Despite what Singh called “positive forecadting’, he is “worried that the forecasting just means a return to an economy as usual where women aren’t supported who’ve been hard hit, young people aren’t supported who’ve been hard hit”.
“For young people we need to have a clear process specifically that incentivizes young people to get back into the workforce. And the simplicity of this simple statement is its power: “Policies determine outcomes,” said Singh.
“If we have the right policies in place, that acknowledge the importance of food security and making sure young people are part of the recovery, we can achieve the goal of getting young people involved again.”
On South Vancouver Island, long-time MP Randall Garrison (Esquimalt-Saanich-Sooke) has been a steadfast advocate for food security. About 90 percent of food consumed on the island is imported from beyond our shores, which adds the cost and environmental impact of transportation by air, sea, and road. Over the years, Garrison has toured local farms and areas of food production in the region and regularly attended the Sooke Fall Fair and other agricultural events.
Additional areas of the agriculture sector include the need to maintain seed production and distribution. Last year in particular during the first wave of the COVID pandemic, many new-to-gardening urban people drew heavily on available seed supply from local stores and farm suppliers.

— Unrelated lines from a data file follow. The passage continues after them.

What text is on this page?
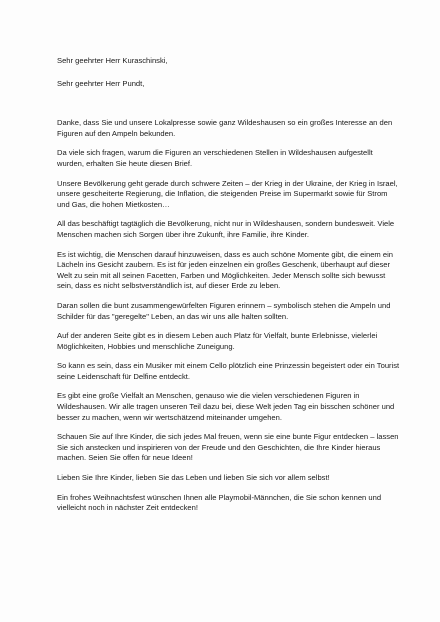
Sehr geehrter Herr Kuraschinski,

Sehr geehrter Herr Pundt,

Danke, dass Sie und unsere Lokalpresse sowie ganz Wildeshausen so ein großes Interesse an den Figuren auf den Ampeln bekunden.

Da viele sich fragen, warum die Figuren an verschiedenen Stellen in Wildeshausen aufgestellt wurden, erhalten Sie heute diesen Brief.

Unsere Bevölkerung geht gerade durch schwere Zeiten – der Krieg in der Ukraine, der Krieg in Israel, unsere gescheiterte Regierung, die Inflation, die steigenden Preise im Supermarkt sowie für Strom und Gas, die hohen Mietkosten…

All das beschäftigt tagtäglich die Bevölkerung, nicht nur in Wildeshausen, sondern bundesweit. Viele Menschen machen sich Sorgen über ihre Zukunft, ihre Familie, ihre Kinder.

Es ist wichtig, die Menschen darauf hinzuweisen, dass es auch schöne Momente gibt, die einem ein Lächeln ins Gesicht zaubern. Es ist für jeden einzelnen ein großes Geschenk, überhaupt auf dieser Welt zu sein mit all seinen Facetten, Farben und Möglichkeiten. Jeder Mensch sollte sich bewusst sein, dass es nicht selbstverständlich ist, auf dieser Erde zu leben.

Daran sollen die bunt zusammengewürfelten Figuren erinnern – symbolisch stehen die Ampeln und Schilder für das "geregelte" Leben, an das wir uns alle halten sollten.

Auf der anderen Seite gibt es in diesem Leben auch Platz für Vielfalt, bunte Erlebnisse, vielerlei Möglichkeiten, Hobbies und menschliche Zuneigung.

So kann es sein, dass ein Musiker mit einem Cello plötzlich eine Prinzessin begeistert oder ein Tourist seine Leidenschaft für Delfine entdeckt.

Es gibt eine große Vielfalt an Menschen, genauso wie die vielen verschiedenen Figuren in Wildeshausen. Wir alle tragen unseren Teil dazu bei, diese Welt jeden Tag ein bisschen schöner und besser zu machen, wenn wir wertschätzend miteinander umgehen.

Schauen Sie auf Ihre Kinder, die sich jedes Mal freuen, wenn sie eine bunte Figur entdecken – lassen Sie sich anstecken und inspirieren von der Freude und den Geschichten, die Ihre Kinder hieraus machen. Seien Sie offen für neue Ideen!

Lieben Sie Ihre Kinder, lieben Sie das Leben und lieben Sie sich vor allem selbst!

Ein frohes Weihnachtsfest wünschen Ihnen alle Playmobil-Männchen, die Sie schon kennen und vielleicht noch in nächster Zeit entdecken!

For many years on Vancouver Island the ‘Seedy Saturday’ events have promoted the importance of the availability of seeds within food security, especially those that are locally grown. Minister Popham made reference to this yesterday as well in her presentation to the business community via Zoom.
Also in the South Vancouver Island area, Alistair MacGregor, MP (Cowichan-Malahat-Langford) is a strong advocate of local agriculture. He and his family live on an active farm in the Duncan area. He has worked to see the support of small businesses in the area during the pandemic.
COVID impacts:
Said Popham yesterday: “The pandemic threw challenges our way that we hadn’t predicted, and we had to be very nimble to meet those challenges quickly to make sure British Columbians could put food on their tables.”

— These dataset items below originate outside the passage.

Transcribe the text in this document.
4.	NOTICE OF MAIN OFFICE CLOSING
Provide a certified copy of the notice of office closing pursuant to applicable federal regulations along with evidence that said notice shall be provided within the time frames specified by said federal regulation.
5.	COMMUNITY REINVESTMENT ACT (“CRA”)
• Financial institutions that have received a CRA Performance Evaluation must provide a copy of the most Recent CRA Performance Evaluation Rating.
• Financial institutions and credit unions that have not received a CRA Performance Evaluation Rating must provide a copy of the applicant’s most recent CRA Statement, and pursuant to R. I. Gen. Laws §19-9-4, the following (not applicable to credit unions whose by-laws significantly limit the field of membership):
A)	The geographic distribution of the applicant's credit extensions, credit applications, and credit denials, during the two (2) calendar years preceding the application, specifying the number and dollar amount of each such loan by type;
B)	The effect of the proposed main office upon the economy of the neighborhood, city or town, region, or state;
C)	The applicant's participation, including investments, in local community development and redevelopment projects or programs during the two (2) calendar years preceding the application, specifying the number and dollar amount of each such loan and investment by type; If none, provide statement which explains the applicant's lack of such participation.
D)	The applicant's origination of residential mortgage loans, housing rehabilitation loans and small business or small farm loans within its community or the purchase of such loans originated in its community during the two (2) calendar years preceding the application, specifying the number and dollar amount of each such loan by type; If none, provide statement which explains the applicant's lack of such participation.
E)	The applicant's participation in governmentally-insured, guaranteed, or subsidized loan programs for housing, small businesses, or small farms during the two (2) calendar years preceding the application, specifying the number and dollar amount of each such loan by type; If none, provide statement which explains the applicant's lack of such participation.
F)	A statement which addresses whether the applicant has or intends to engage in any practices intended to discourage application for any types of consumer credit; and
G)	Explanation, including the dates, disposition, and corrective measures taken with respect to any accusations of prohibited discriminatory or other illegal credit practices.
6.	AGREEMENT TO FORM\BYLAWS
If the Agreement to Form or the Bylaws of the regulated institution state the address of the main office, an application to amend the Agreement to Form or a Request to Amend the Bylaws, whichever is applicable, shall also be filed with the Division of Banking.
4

There was “incredible innovation in the last year”, says Popham. She says “we’re not going back to where we came from before the pandemic” Last year people were “panicked and afraid” and they “did a lot of enthusiastic shopping”, said BC’s Agriculture Minister who has been a career-long agriculture enthusiast. “That made it seem like we were running out of supplies, but retailers weren’t used to the way we were buying.” Part of the challenge was about stocking shelves in a timely manner, not that the supply chain was running out of food (or toilet paper for that matter), she said.

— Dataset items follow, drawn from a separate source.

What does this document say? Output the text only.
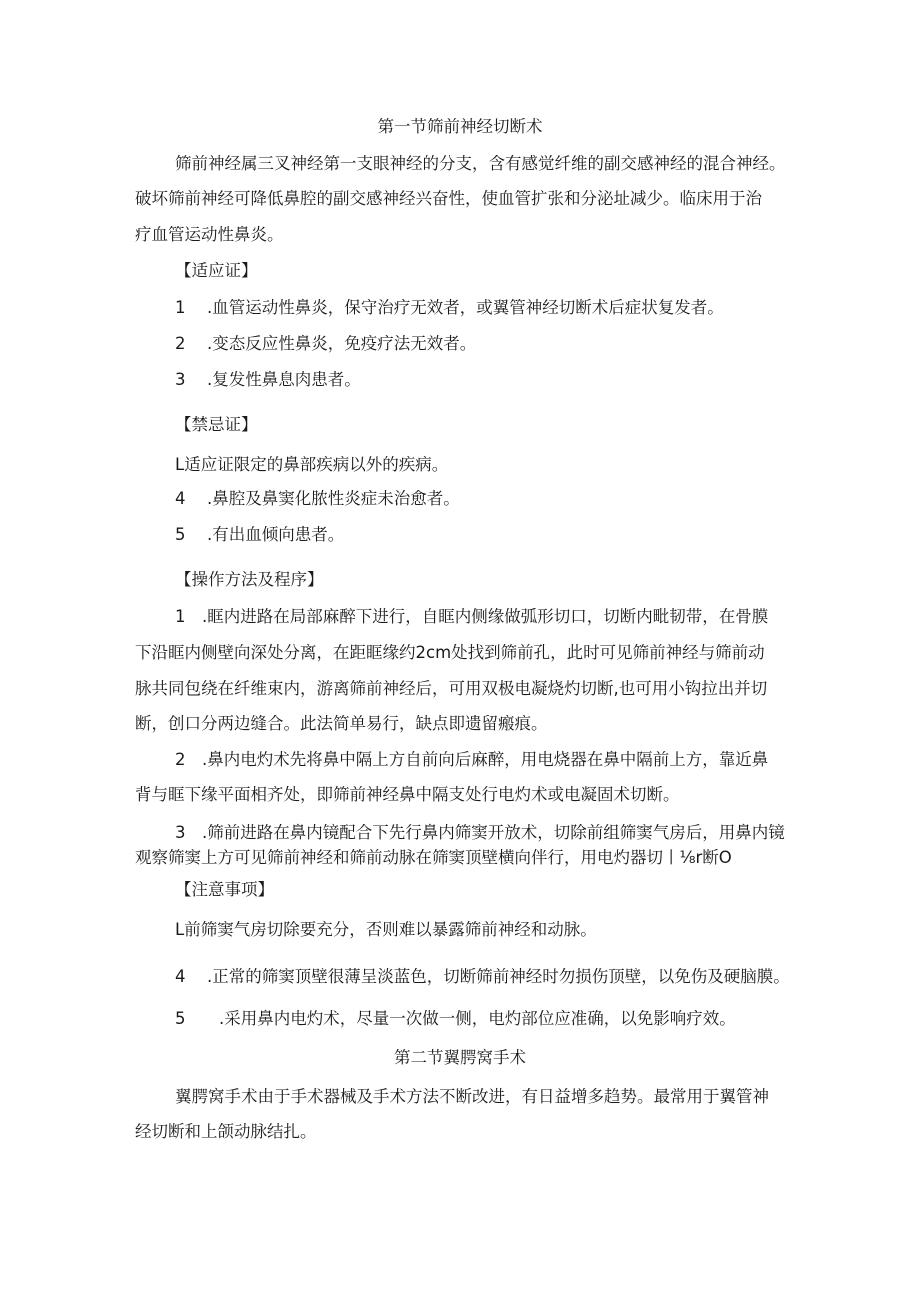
第一节筛前神经切断术

筛前神经属三叉神经第一支眼神经的分支，含有感觉纤维的副交感神经的混合神经。

破坏筛前神经可降低鼻腔的副交感神经兴奋性，使血管扩张和分泌址减少。临床用于治

疗血管运动性鼻炎。

【适应证】

1 .血管运动性鼻炎，保守治疗无效者，或翼管神经切断术后症状复发者。

2 .变态反应性鼻炎，免疫疗法无效者。

3 .复发性鼻息肉患者。

【禁忌证】

L适应证限定的鼻部疾病以外的疾病。

4 .鼻腔及鼻窦化脓性炎症未治愈者。

5 .有出血倾向患者。

【操作方法及程序】

1　.眶内进路在局部麻醉下进行，自眶内侧缘做弧形切口，切断内毗韧带，在骨膜

下沿眶内侧壁向深处分离，在距眶缘约2cm处找到筛前孔，此时可见筛前神经与筛前动

脉共同包绕在纤维束内，游离筛前神经后，可用双极电凝烧灼切断,也可用小钩拉出并切

断，创口分两边缝合。此法简单易行，缺点即遗留瘢痕。

2　.鼻内电灼术先将鼻中隔上方自前向后麻醉，用电烧器在鼻中隔前上方，靠近鼻

背与眶下缘平面相齐处，即筛前神经鼻中隔支处行电灼术或电凝固术切断。

3　.筛前进路在鼻内镜配合下先行鼻内筛窦开放术，切除前组筛窦气房后，用鼻内镜

观察筛窦上方可见筛前神经和筛前动脉在筛窦顶壁横向伴行，用电灼器切丨⅛r断O

【注意事项】

L前筛窦气房切除要充分，否则难以暴露筛前神经和动脉。

4 .正常的筛窦顶壁很薄呈淡蓝色，切断筛前神经时勿损伤顶壁，以免伤及硬脑膜。

5 .采用鼻内电灼术，尽量一次做一侧，电灼部位应准确，以免影响疗效。

第二节翼腭窝手术

翼腭窝手术由于手术器械及手术方法不断改进，有日益增多趋势。最常用于翼管神

经切断和上颌动脉结扎。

Popham also noted that it’s important to personalize the stories of the more than 11,000 people who are temporary foreign workers (who normally live outside of Canada). “If we didn’t have them we would be in trouble,” she said yesterday, adding that young Canadians are invited to work in the farm, fish and agriculture sector to be part of preserving the integrity of food. “We have thousands of jobs available in food, fish and agriculture.”
Restaurant sector:
She said the restaurant sector is also impacted during the pandemic. Restaurants have either not been able to source some food products or due to public health restrictions and orders have seen some inventory go to waste.
The current three-week public health COVID circuit-breaker in BC (March 29 to April 19, 2021) as announced by BC Public Health Officer Dr Bonnie Henry includes restaurants going back to take-out and delivery only (dine-in suspended). COVID case numbers have remained high in BC for several weeks.
Municipalities are doing their part to support the restaurant sector, including in Langford on the west shore of Vancouver Island where the use of sidewalks, boulevards and patios has been extended for three years, as announced this month. This supports business investment in capital improvements to support outdoor dining which allows for expanded business capacity.